The Nigerian government is contemplating the resumption of petrol and diesel import approvals as early as mid-February, marking the first such permits issued in 2026.
The move comes after the Nigerian Midstream and Downstream Petroleum Regulatory Authority (NMDPRA) temporarily halted new import licences to prioritize domestic refining capacity and limit imports to only necessary shortfalls.
According to industry sources, the NMDPRA may begin approving fresh import permits later this month or by early March at the latest.

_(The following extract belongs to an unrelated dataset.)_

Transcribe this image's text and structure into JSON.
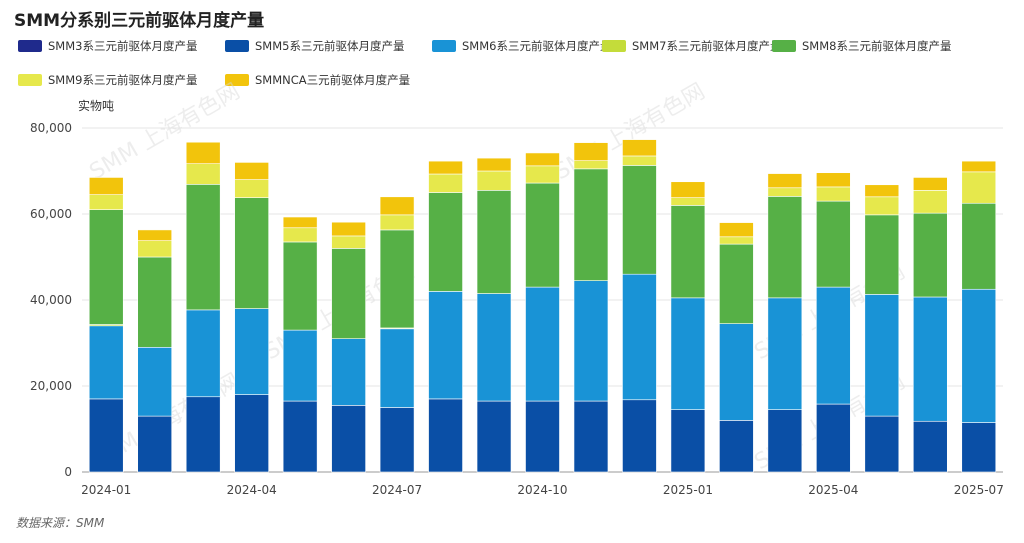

The decision aims to mitigate potential supply shortages and ensure stable fuel availability nationwide, particularly as domestic production ramps up but still faces logistical and evacuation challenges.
The development follows a period of restricted imports in early 2026, during which no new gasoline import permits were issued, as regulators sought to support local output from facilities like the Dangote Petroleum Refinery.
Meanwhile, the Dangote Refinery has issued a stark warning about the risk of significantly higher fuel prices if marketers increasingly turn to costly coastal transportation methods for product distribution instead of more efficient gantry loading.
In a statement shared on X, the refinery highlighted that coastal logistics could add approximately ₦75 per litre to the final cost of petrol. If these additional expenses are passed on to consumers, pump prices could approach ₦1,000 per litre, potentially imposing an extra annual burden of about ₦1.75 trillion on the Nigerian economy.
The refinery emphasized that rising logistics costs represent a major threat to fuel affordability, even as Nigeria's domestic refining capacity grows. Dangote has consistently advocated for policies that bolster local production, including previous calls to restrict or ban fuel imports to protect indigenous refiners and reduce foreign exchange outflows.
The potential resumption of import approvals has reignited debates in the downstream sector. While some stakeholders argue it is necessary to safeguard against supply disruptions, others view it as potentially undermining investments in local refining infrastructure, including the 650,000 barrels-per-day Dangote facility, which has been boosting domestic supply and contributing to recent price moderation efforts.
This situation unfolds against a backdrop of ongoing efforts to transition Nigeria toward greater self-sufficiency in petroleum products, including rehabilitation of state-owned refineries and expanded private refining operations. The government's balancing act between immediate supply security and long-term domestic production goals continues to draw close scrutiny from industry players, consumers, and economic analysts.